Fury. Öfke, yedi dünyanın tüm gökleri ses kaplayan şişelerde titredi ve gürledi.

Rüzgarlar ve marjlar, sona eren evrenlerin ilahisini seslendirdi. Akharab, kan pıhtısını ve yaşam akışını yanlış yuttuktan sonra hıçkırdı. Büyük caminin minaresinde horoz, yok olan muezzinin yerini almaya çalıştı, ancak guletinin kahramanca şarkısı, insani müdahalelerin hemşiresi gibi şehri öldüren memuru selamlayan bir akbaba tarafından bağırıldı. öncülük etmek. Akharab çevresinde kenar boşlukları ayakta duruyordu ve gecenin vajinasında tekrar öldürülen bir şafak ilahisini söylüyordu.

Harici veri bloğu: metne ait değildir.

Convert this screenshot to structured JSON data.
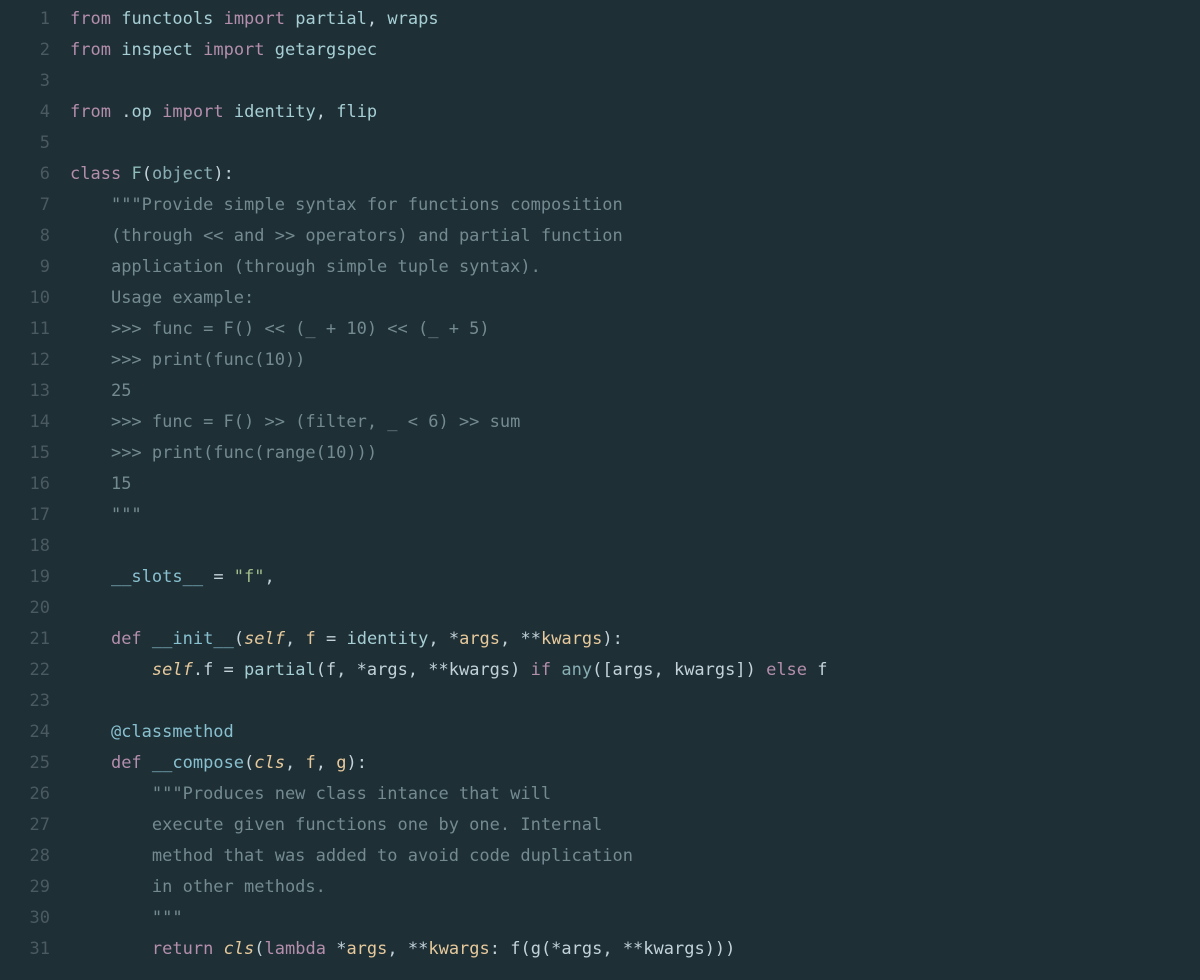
{
  "colors": {
    "bg": "#1e2f35",
    "gutter_fg": "#4a5a60",
    "default_fg": "#c2d2d8",
    "keyword": "#b48ead",
    "func": "#a6cfd5",
    "builtin": "#88aeb4",
    "string_doc": "#738a91",
    "string_lit": "#a3be8c",
    "param": "#e6c99c",
    "dunder": "#88c0d0",
    "indent_guide": "#2c3d43"
  },
  "line_count": 31,
  "line_numbers": [
    "1",
    "2",
    "3",
    "4",
    "5",
    "6",
    "7",
    "8",
    "9",
    "10",
    "11",
    "12",
    "13",
    "14",
    "15",
    "16",
    "17",
    "18",
    "19",
    "20",
    "21",
    "22",
    "23",
    "24",
    "25",
    "26",
    "27",
    "28",
    "29",
    "30",
    "31"
  ],
  "lines": [
    [
      {
        "c": "kw",
        "t": "from"
      },
      {
        "t": " "
      },
      {
        "c": "fn",
        "t": "functools"
      },
      {
        "t": " "
      },
      {
        "c": "kw",
        "t": "import"
      },
      {
        "t": " "
      },
      {
        "c": "fn",
        "t": "partial"
      },
      {
        "t": ", "
      },
      {
        "c": "fn",
        "t": "wraps"
      }
    ],
    [
      {
        "c": "kw",
        "t": "from"
      },
      {
        "t": " "
      },
      {
        "c": "fn",
        "t": "inspect"
      },
      {
        "t": " "
      },
      {
        "c": "kw",
        "t": "import"
      },
      {
        "t": " "
      },
      {
        "c": "fn",
        "t": "getargspec"
      }
    ],
    [],
    [
      {
        "c": "kw",
        "t": "from"
      },
      {
        "t": " ."
      },
      {
        "c": "fn",
        "t": "op"
      },
      {
        "t": " "
      },
      {
        "c": "kw",
        "t": "import"
      },
      {
        "t": " "
      },
      {
        "c": "fn",
        "t": "identity"
      },
      {
        "t": ", "
      },
      {
        "c": "fn",
        "t": "flip"
      }
    ],
    [],
    [
      {
        "c": "kw",
        "t": "class"
      },
      {
        "t": " "
      },
      {
        "c": "cls",
        "t": "F"
      },
      {
        "t": "("
      },
      {
        "c": "builtin",
        "t": "object"
      },
      {
        "t": "):"
      }
    ],
    [
      {
        "t": "    "
      },
      {
        "c": "str",
        "t": "\"\"\"Provide simple syntax for functions composition"
      }
    ],
    [
      {
        "t": "    "
      },
      {
        "c": "str",
        "t": "(through << and >> operators) and partial function"
      }
    ],
    [
      {
        "t": "    "
      },
      {
        "c": "str",
        "t": "application (through simple tuple syntax)."
      }
    ],
    [
      {
        "t": "    "
      },
      {
        "c": "str",
        "t": "Usage example:"
      }
    ],
    [
      {
        "t": "    "
      },
      {
        "c": "str",
        "t": ">>> func = F() << (_ + 10) << (_ + 5)"
      }
    ],
    [
      {
        "t": "    "
      },
      {
        "c": "str",
        "t": ">>> print(func(10))"
      }
    ],
    [
      {
        "t": "    "
      },
      {
        "c": "str",
        "t": "25"
      }
    ],
    [
      {
        "t": "    "
      },
      {
        "c": "str",
        "t": ">>> func = F() >> (filter, _ < 6) >> sum"
      }
    ],
    [
      {
        "t": "    "
      },
      {
        "c": "str",
        "t": ">>> print(func(range(10)))"
      }
    ],
    [
      {
        "t": "    "
      },
      {
        "c": "str",
        "t": "15"
      }
    ],
    [
      {
        "t": "    "
      },
      {
        "c": "str",
        "t": "\"\"\""
      }
    ],
    [],
    [
      {
        "t": "    "
      },
      {
        "c": "dunder",
        "t": "__slots__"
      },
      {
        "t": " = "
      },
      {
        "c": "strlit",
        "t": "\"f\""
      },
      {
        "t": ","
      }
    ],
    [],
    [
      {
        "t": "    "
      },
      {
        "c": "kw",
        "t": "def"
      },
      {
        "t": " "
      },
      {
        "c": "dunder",
        "t": "__init__"
      },
      {
        "t": "("
      },
      {
        "c": "paramit",
        "t": "self"
      },
      {
        "t": ", "
      },
      {
        "c": "param",
        "t": "f"
      },
      {
        "t": " = "
      },
      {
        "c": "fn",
        "t": "identity"
      },
      {
        "t": ", *"
      },
      {
        "c": "param",
        "t": "args"
      },
      {
        "t": ", **"
      },
      {
        "c": "param",
        "t": "kwargs"
      },
      {
        "t": "):"
      }
    ],
    [
      {
        "t": "        "
      },
      {
        "c": "paramit",
        "t": "self"
      },
      {
        "t": ".f = "
      },
      {
        "c": "fn",
        "t": "partial"
      },
      {
        "t": "(f, *args, **kwargs) "
      },
      {
        "c": "kw",
        "t": "if"
      },
      {
        "t": " "
      },
      {
        "c": "builtin",
        "t": "any"
      },
      {
        "t": "([args, kwargs]) "
      },
      {
        "c": "kw",
        "t": "else"
      },
      {
        "t": " f"
      }
    ],
    [],
    [
      {
        "t": "    "
      },
      {
        "c": "dec",
        "t": "@classmethod"
      }
    ],
    [
      {
        "t": "    "
      },
      {
        "c": "kw",
        "t": "def"
      },
      {
        "t": " "
      },
      {
        "c": "dunder",
        "t": "__compose"
      },
      {
        "t": "("
      },
      {
        "c": "paramit",
        "t": "cls"
      },
      {
        "t": ", "
      },
      {
        "c": "param",
        "t": "f"
      },
      {
        "t": ", "
      },
      {
        "c": "param",
        "t": "g"
      },
      {
        "t": "):"
      }
    ],
    [
      {
        "t": "        "
      },
      {
        "c": "str",
        "t": "\"\"\"Produces new class intance that will"
      }
    ],
    [
      {
        "t": "        "
      },
      {
        "c": "str",
        "t": "execute given functions one by one. Internal"
      }
    ],
    [
      {
        "t": "        "
      },
      {
        "c": "str",
        "t": "method that was added to avoid code duplication"
      }
    ],
    [
      {
        "t": "        "
      },
      {
        "c": "str",
        "t": "in other methods."
      }
    ],
    [
      {
        "t": "        "
      },
      {
        "c": "str",
        "t": "\"\"\""
      }
    ],
    [
      {
        "t": "        "
      },
      {
        "c": "kw",
        "t": "return"
      },
      {
        "t": " "
      },
      {
        "c": "paramit",
        "t": "cls"
      },
      {
        "t": "("
      },
      {
        "c": "kw",
        "t": "lambda"
      },
      {
        "t": " *"
      },
      {
        "c": "param",
        "t": "args"
      },
      {
        "t": ", **"
      },
      {
        "c": "param",
        "t": "kwargs"
      },
      {
        "t": ": f(g(*args, **kwargs)))"
      }
    ]
  ]
}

Doğuya bakan ragmenler ve günün durdurulmuş doğası karıştı. Akharab'ın kanından kaynaklanan ışık ve çölün sarı tonu. İnsani hemşiremiz memuru kucakladı, yontulmuş bir ses Levant'a hitap etti:

“Ben, tüm elyafların boyacısı ve çamaşırhanesi, hatta beni durduracak olan pomzalar, Akharab, Fransız gözyaşı ve nafrican bakanını onurlandırmak için, çöp kutularında bile bulunan bin bayraklardan birinde bir örtü kesmekten. -naffairs-lalala-amin. Örtün, Akharab, onu boyayacağım kırmızı ve siyah, ve şimdi yapacağım. ”

Christiane Fioupou'nun paha biçilmez yardımı ile Simon Leser tarafından Fransızca'dan çevrilmiştir. Orijinal, bir dergi olan Le Monde Diplomatique'in Şubat 1994 sayısında yayınlandı ve burada yazar ve Fransız çevirmeni Hélène Claudot-Hawad'ın izniyle yayınlandı.

Yazarla yaptığımız röportajımızı buradan okuyun.